Grandparents Day: A Gonzo Pilgrimage Through Memory, History, and Heaven by Jeff Callaway

 

Grandparents Day: A Gonzo Pilgrimage Through Memory, History, and Heaven

by Jeff Callaway
Texas Outlaw Poet

It’s the first Sunday after Labor Day, September 2025—Grandparents Day, as the calendar insists. I sit in the morning chill, coffee in hand, and nostalgia hits me like a rogue wave off Lake Pontchartrain, where I once hauled in 63 fish with my grandfather Bobby while Uncle Jimmy fought off snakes slithering toward our boat. The official holiday is meant to be a celebration, but for me, with all four of my grandparents gone to their eternal rest, it is a day of ritual remembrance.

So I raise an invisible toast: Happy Grandparents Day, Papa, Mima, Grandpa, and Granny. You shaped me far more than any holiday ever could. Today I go full Gonzo—part history lesson, part confession booth—because journalism should not be a sterile exercise. It should be a dive straight into the beating heart of a thing.

The Birth of a Holiday

Grandparents Day didn’t appear out of thin air, conjured by Hallmark to sell pastel cards. It began in West Virginia with Marian Lucille Herndon McQuade, a woman with the grit to push for something real. Alongside her husband Joseph, she campaigned for a day to honor grandparents—not with platitudes, but with visits to nursing homes and recognition of the wisdom of age.

Her fight gained traction through the 1970s, as she lobbied governors and senators, shining a light on the isolation many elderly faced. By 1978, her work culminated in a presidential proclamation. Jimmy Carter, that peanut-farmer-turned-president, signed it into law, officially designating the first Sunday after Labor Day as National Grandparents Day. Carter’s words acknowledged that American families are “shaped and guided” by grandparents—pillars of stability in a chaotic world. Jacob Reingold, another advocate, joined the cause and helped turn this grassroots push into a national observance.

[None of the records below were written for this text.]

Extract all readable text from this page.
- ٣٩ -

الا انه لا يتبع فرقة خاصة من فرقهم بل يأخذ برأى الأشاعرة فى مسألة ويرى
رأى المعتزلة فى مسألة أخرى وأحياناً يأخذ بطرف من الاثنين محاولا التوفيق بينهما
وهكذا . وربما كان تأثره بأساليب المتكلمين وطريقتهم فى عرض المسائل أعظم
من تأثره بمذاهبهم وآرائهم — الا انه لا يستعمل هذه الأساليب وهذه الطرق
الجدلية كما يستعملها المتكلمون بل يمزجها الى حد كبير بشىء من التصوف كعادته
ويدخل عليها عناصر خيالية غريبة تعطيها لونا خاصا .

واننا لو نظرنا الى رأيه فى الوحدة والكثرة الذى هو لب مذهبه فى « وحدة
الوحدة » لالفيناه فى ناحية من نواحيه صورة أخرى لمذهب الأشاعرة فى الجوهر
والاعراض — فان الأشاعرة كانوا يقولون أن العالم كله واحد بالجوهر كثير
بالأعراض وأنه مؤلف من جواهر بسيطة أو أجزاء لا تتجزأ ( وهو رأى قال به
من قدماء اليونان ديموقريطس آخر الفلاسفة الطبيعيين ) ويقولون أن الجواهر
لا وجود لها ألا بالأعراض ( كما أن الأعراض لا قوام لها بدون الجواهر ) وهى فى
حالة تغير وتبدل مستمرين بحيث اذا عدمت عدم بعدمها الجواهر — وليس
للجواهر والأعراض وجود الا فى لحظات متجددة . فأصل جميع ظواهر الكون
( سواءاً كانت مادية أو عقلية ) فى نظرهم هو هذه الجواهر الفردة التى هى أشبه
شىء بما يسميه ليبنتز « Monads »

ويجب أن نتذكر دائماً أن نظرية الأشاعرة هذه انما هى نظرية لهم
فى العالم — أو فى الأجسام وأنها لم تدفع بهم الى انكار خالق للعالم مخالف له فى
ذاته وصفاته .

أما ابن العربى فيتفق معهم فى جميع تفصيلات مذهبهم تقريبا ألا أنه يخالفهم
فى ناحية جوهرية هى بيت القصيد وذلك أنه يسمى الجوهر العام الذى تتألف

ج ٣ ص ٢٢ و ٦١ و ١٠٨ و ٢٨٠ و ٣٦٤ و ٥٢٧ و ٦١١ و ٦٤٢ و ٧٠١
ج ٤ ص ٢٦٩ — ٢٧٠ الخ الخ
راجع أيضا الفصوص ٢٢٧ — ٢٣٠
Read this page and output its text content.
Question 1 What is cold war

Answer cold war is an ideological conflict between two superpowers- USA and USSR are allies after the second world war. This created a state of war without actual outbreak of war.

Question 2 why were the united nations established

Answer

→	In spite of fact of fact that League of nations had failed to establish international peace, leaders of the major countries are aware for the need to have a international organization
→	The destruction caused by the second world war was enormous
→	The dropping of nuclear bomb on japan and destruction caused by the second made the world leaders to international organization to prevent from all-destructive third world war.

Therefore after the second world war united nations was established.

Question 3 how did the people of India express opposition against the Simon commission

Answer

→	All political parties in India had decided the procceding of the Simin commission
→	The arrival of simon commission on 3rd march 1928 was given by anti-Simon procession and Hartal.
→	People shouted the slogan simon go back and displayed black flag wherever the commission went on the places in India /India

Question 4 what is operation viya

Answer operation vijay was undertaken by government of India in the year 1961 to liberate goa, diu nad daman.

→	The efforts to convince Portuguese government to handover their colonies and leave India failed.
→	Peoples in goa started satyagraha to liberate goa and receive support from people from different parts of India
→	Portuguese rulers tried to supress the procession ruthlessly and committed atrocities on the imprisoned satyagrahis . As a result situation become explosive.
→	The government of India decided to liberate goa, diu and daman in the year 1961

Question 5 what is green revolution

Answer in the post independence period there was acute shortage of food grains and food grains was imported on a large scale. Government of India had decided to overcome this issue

Yes, Hallmark jumped aboard. Yes, the gift industry makes its money. But McQuade’s vision was never about consumerism. It was about ending elder loneliness, strengthening family bonds, and forcing us to slow down long enough to honor the living repositories of our history. In a culture that warehouses its seniors, this day is a warning flare.

The Architects of My Soul

My own grandparents are gone now, but they remain the cornerstones of my being.

Papa — The Warrior: My maternal grandfather, Edgar Dare—“Cotton” to everyone in town thanks to that shock of white hair—was a Marine Corps Gunnery Sergeant who stormed through World War II and Korea. He died when I was five, felled by a sudden heart attack that shattered my childish illusion of immortality. Hearing my Mom tell of his still body was my first confrontation with death, a moment that exploded my innocence. I named my son with “Dare” as his middle name, a quiet tribute to the man who embodied grit and duty. Cotton, happy Grandparents Day in heaven. Your fire still burns in me.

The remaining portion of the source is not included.